We can prevent weeds next year by mulching now. Mulching can be done in most weathers, so is a really good winter job.The two most effective ways of mulching are
- Black weed control fabric – uses 100gm thickness as anything thinner will be shredded by wind etc and weeds will still grow through. Make sure the plastic is thoroughly secured with heavy weights. Good examples of suitable heavy weights are sacks of pulled-out weeds, pallets or bricks.
- Using cardboard and shreddings (wood chip) or straw, tree leaves. Make the layer of shreddings, straw or tree leaves thick (about 6 inches thick is ideal.
More detailed guidance is on our page in the link menu above – different ways of mulching and using mulch to control weeds
The rents and membership fees are due on 1st January.
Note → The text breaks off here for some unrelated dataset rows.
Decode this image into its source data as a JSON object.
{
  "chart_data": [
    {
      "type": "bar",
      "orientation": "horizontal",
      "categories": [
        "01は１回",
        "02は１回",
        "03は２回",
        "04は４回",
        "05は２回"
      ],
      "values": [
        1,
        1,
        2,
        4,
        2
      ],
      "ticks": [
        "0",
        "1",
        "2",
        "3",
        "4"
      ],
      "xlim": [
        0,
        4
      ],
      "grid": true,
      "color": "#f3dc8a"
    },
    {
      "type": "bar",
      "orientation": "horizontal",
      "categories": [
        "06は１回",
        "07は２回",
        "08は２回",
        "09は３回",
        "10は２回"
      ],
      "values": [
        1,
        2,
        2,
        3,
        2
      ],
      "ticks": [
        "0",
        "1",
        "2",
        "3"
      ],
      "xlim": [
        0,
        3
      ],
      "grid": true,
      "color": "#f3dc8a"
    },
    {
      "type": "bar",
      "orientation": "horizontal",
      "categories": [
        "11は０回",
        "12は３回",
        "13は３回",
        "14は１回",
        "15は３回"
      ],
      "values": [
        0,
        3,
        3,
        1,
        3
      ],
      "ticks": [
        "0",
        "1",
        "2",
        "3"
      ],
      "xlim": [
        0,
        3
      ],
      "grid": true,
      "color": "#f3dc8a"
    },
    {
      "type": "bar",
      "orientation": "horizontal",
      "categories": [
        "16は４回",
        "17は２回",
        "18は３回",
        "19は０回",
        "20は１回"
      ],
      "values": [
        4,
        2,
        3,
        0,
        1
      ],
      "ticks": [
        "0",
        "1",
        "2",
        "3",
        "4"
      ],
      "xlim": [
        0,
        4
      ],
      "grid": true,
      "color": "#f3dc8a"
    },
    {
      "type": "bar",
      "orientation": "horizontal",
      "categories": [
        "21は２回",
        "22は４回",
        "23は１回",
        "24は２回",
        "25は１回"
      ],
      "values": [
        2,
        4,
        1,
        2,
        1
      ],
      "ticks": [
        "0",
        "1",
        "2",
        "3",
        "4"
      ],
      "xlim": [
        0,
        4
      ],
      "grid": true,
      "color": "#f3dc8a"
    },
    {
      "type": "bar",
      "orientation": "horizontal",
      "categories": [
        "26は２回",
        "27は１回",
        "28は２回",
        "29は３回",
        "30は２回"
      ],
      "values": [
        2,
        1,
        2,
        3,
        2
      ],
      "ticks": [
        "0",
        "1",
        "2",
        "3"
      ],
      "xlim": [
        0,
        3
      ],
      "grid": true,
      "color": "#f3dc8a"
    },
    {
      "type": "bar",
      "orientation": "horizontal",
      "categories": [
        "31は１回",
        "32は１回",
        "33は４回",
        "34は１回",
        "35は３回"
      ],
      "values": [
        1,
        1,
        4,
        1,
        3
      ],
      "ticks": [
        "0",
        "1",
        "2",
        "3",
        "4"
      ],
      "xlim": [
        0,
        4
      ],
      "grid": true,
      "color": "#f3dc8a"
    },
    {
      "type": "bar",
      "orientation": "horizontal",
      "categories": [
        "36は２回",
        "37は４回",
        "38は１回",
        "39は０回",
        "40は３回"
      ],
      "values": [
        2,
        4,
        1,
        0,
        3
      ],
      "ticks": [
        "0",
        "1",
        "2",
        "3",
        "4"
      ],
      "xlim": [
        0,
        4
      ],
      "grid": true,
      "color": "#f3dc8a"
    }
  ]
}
Rents have not increased for 2019, so you will pay the same as last year. If you do not pay your tenancy may not be renewed and your plot may be re-let to someone on the waiting list.
New Rule (11B in our list of rules) now in force- if have not paid by 1st February you will be required to pay for 2 years, so your outlay will double. This means you will have to pay for 2019 and 2020 so we don’t have to chase up your late payment next year!
Contact the treasurer if you cannot remember your plot number or how much to pay.
Changes to your plot size or contact details? -tell us
Contact us if you have had any change of circumstances, address, contact details, giving up your plot, reducing the size of your plot or hoping to take on an extra bit. If you are intending to give up your plot we can make arrangements for a smooth transfer to someone on our waiting list. We can also stop pestering you for rent!
This time of year is great for tidying up and pruning many plants. For example, blackberries can be pruned. Use any thorny pruning to reinforce the boundary fences and hedges near your plot. This will help our security and is much better than burning.
Try to avoid bonfires – see our November newsletter and website for further guidance on this issue.
Remove plastic waste – take home for recycling or landfill.
The recent news about plastic waste in the oceans, including the documentaries by David Attenborough has highlighted a problem that every allotment gardener is well aware of – that plastic does not rot down and become compost. The additional concern that has only recently been publicised is that plastic physically breaks down into smaller and smaller pieces that we cannot see, called microplastic. This microplastic still does not rot, but stays there in the oceans and the soil and can then enter our bodies through the food chain.
With the above in mind, please remove any plastic waste on your plot. Broken items, such as buckets, watering cans, plant pots that are no longer useful should be removed and recycled or binned at home.
Please also remove toxic or dangerous waste – eg old carpet, car tyres, broken glass. These are not allowed on allotment land, so should be removed. Seek advice from your field steward if you have any concerns, or contact us
SCOTT ROAD -metal shed available for free (you will need to bolt it together)
We have a dismantled metal shed at the Scott Road site. It is free to any member who does not already have a shed. It is heavy steel and will need bolting together and a coat of rust protection paint. Contact the field stewards, (Pat, Chris or Russell) if you are interested.